Just as with poor air quality in office buildings, many poor lighting choices stem from economic constraints during construction and uninformed decision-making. However, unlike air quality, improving lighting in the workspace has been on the radar for managers and social scientists since the 1930s. In the last several years, architects, designers and facilities professionals have grown increasingly aware of the impact lighting can have.

A discussion by Design Nation of how lighting affects performance in the workplace states, “A lack of natural lighting can negatively impact mood, lead to fatigue and poor productivity.” The architectural website says, “Ensuring an adequate amount of light improves mood and energy levels, while poor lighting contributes to depression and other deficiencies in the body.”

Researchers at the University of Toronto found that under bright lights “emotions are felt more intensely.” Turning down or changing the lights “may help you make more rational decisions or even settle negotiations more easily,” they suggest. Additional research from the City University London and Phillips concludes that: “Companies should consider the need to invest in workplace lighting as a means to develop work environments that support well-being and performance, and reduce the likelihood of employee stress, absenteeism, and industrial accidents.”

Whilst these are only a few of the most recent examples, they point to a fundamental shift in the approach towards office spaces. This in turn can lead to more vibrant and creative spaces where workers feel comfortable and can also exemplify a progressive company culture and thoughtful management.

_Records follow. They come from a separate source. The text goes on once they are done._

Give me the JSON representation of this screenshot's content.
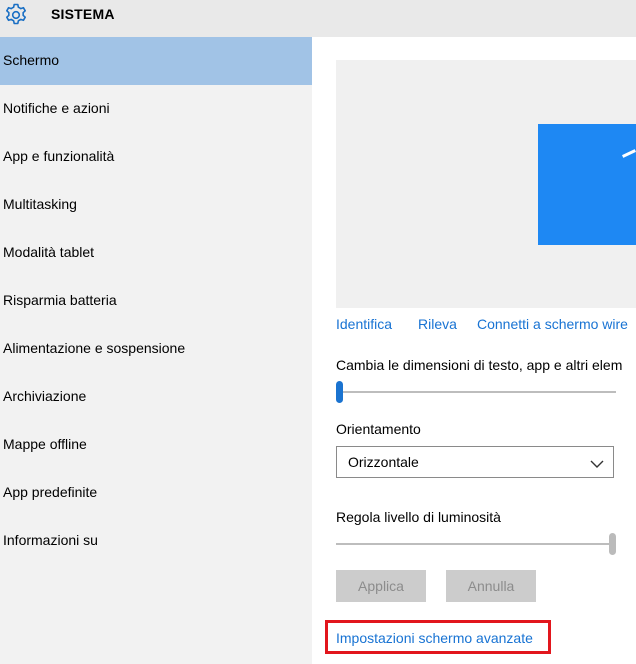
{
  "header": {
    "title": "SISTEMA",
    "icon": "gear-icon"
  },
  "sidebar": {
    "items": [
      {
        "label": "Schermo",
        "active": true
      },
      {
        "label": "Notifiche e azioni"
      },
      {
        "label": "App e funzionalità"
      },
      {
        "label": "Multitasking"
      },
      {
        "label": "Modalità tablet"
      },
      {
        "label": "Risparmia batteria"
      },
      {
        "label": "Alimentazione e sospensione"
      },
      {
        "label": "Archiviazione"
      },
      {
        "label": "Mappe offline"
      },
      {
        "label": "App predefinite"
      },
      {
        "label": "Informazioni su"
      }
    ]
  },
  "display": {
    "links": {
      "identify": "Identifica",
      "detect": "Rileva",
      "connect": "Connetti a schermo wire"
    },
    "scale_label": "Cambia le dimensioni di testo, app e altri elem",
    "scale_level": 0,
    "orientation_label": "Orientamento",
    "orientation_value": "Orizzontale",
    "brightness_label": "Regola livello di luminosità",
    "brightness_level": 100,
    "apply_label": "Applica",
    "cancel_label": "Annulla",
    "advanced_link": "Impostazioni schermo avanzate"
  },
  "colors": {
    "accent": "#1873d3",
    "selected_nav": "#a1c3e6",
    "monitor": "#1e88f3",
    "highlight_box": "#e2161d"
  }
}
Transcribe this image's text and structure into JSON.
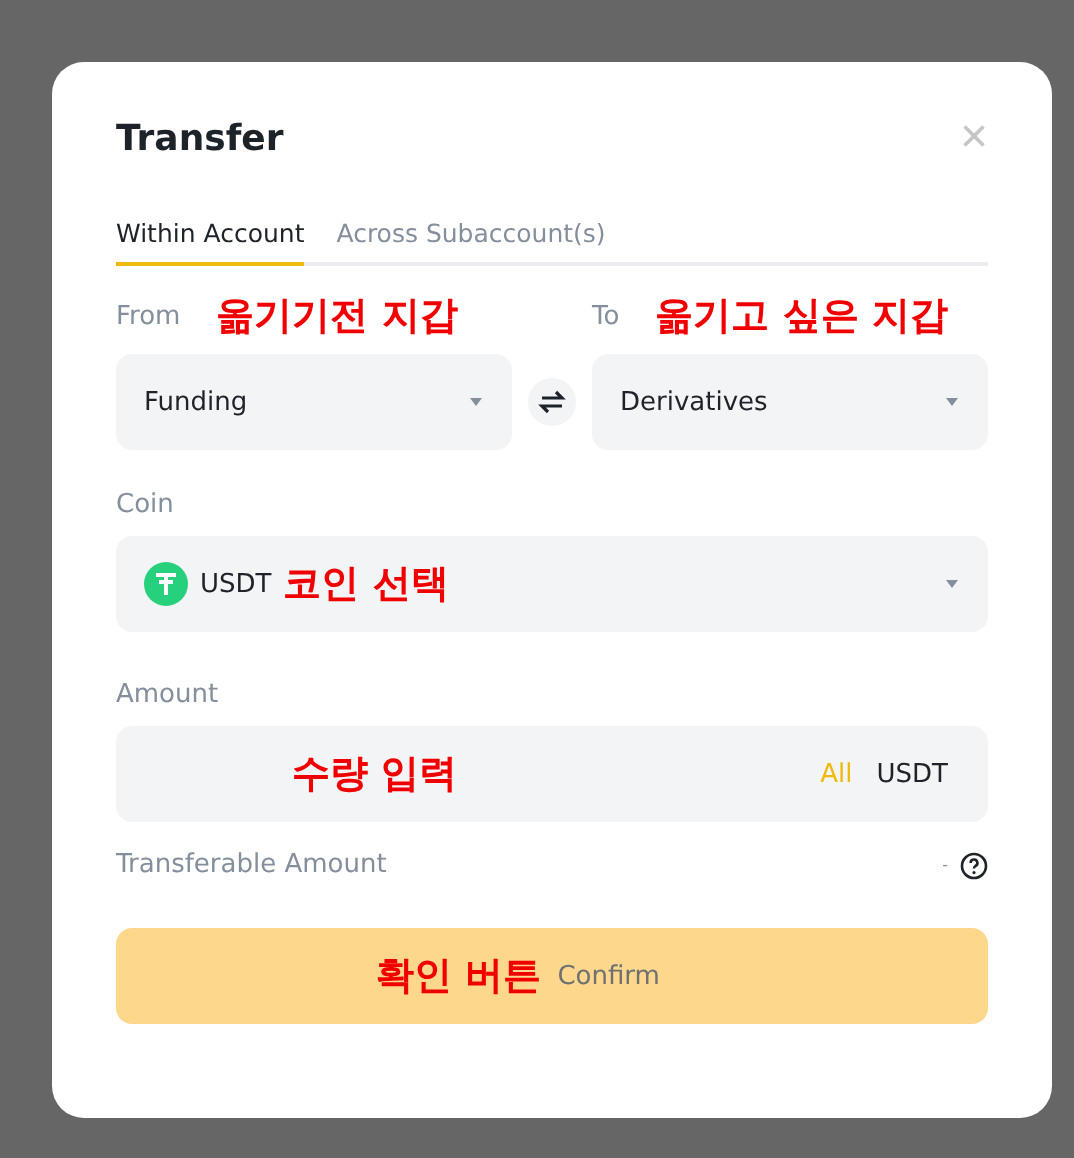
{
  "dialog": {
    "title": "Transfer",
    "close": "×"
  },
  "tabs": [
    {
      "label": "Within Account",
      "selected": true
    },
    {
      "label": "Across Subaccount(s)",
      "selected": false
    }
  ],
  "from": {
    "label": "From",
    "annotation": "옮기기전 지갑",
    "value": "Funding"
  },
  "to": {
    "label": "To",
    "annotation": "옮기고 싶은 지갑",
    "value": "Derivatives"
  },
  "coin": {
    "label": "Coin",
    "value": "USDT",
    "annotation": "코인 선택"
  },
  "amount": {
    "label": "Amount",
    "annotation": "수량 입력",
    "all": "All",
    "unit": "USDT"
  },
  "transferable": {
    "label": "Transferable Amount",
    "value": "-"
  },
  "confirm": {
    "label": "Confirm",
    "annotation": "확인 버튼",
    "disabled": true
  }
}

Creating an office community

While enhancing physical office spaces is important to today’s workforce, creating a vibrant company culture continues to be paramount. Every employee wants to be part of something that they can both contribute to building, and in turn, be fulfilled by.

We spend a large part of our day in the office and a sense of togetherness helps us thrive. Building camaraderie between co-workers comes down to having a shared goal that’s lived, rather than imposed. A purpose beyond the task at hand which is cultivated and not constructed.

This kind of environment brings obvious organizational benefits including; ease of communication, diversity of thought and the ability for managers to engage their team. However, beyond these, a strong sense of community and company culture can breed resiliency and lead to long term sustainability of the company.

Whether it’s building a culture that actively engages employees also develops the capacity for teams to bounce back from an unexpected curveball.

According to research by Paula Davis-Laack in 2014 on understanding and preventing burnouts in the workplace, strong social connections and relationships with others lead to employee resilience.

As the modern day workplace is increasingly stressful, adding elements of play – be it through spontaneous lunches with colleagues, well-managed events or an online community platform – managers can actively reduce the risk of burnouts.

In turn, resilient employees go on to help their colleagues achieve success in the workplace. This camaraderie was a crucial factor that put a man on the moon, and should be highly valued amongst any workplace. Dynamic and resilient space with a strong sense of community helps teams handle, and even thrive in stressful and unexpected challenges.

Creating positive spaces

With developments in research ongoing and technological advances in air quality, lighting and community engagement, office optimization is a field that is only set to grow.

Investing in optimizing office spaces can create a significant difference in employee engagement. By using tools to collect data on how employee use and how healthy the office’s vital systems are, and how they affect employees, HR and facilities managers can optimize productivity by understanding how the space is actually being used.

It may not seem like such an innovative concept, but creating spaces where people feel like the best version of themselves also improves an office’s productivity. These three ways can lead to increased employee engagement, increased productivity and improved business outcomes. But it also leads to happier and healthier employees; your biggest asset as a company.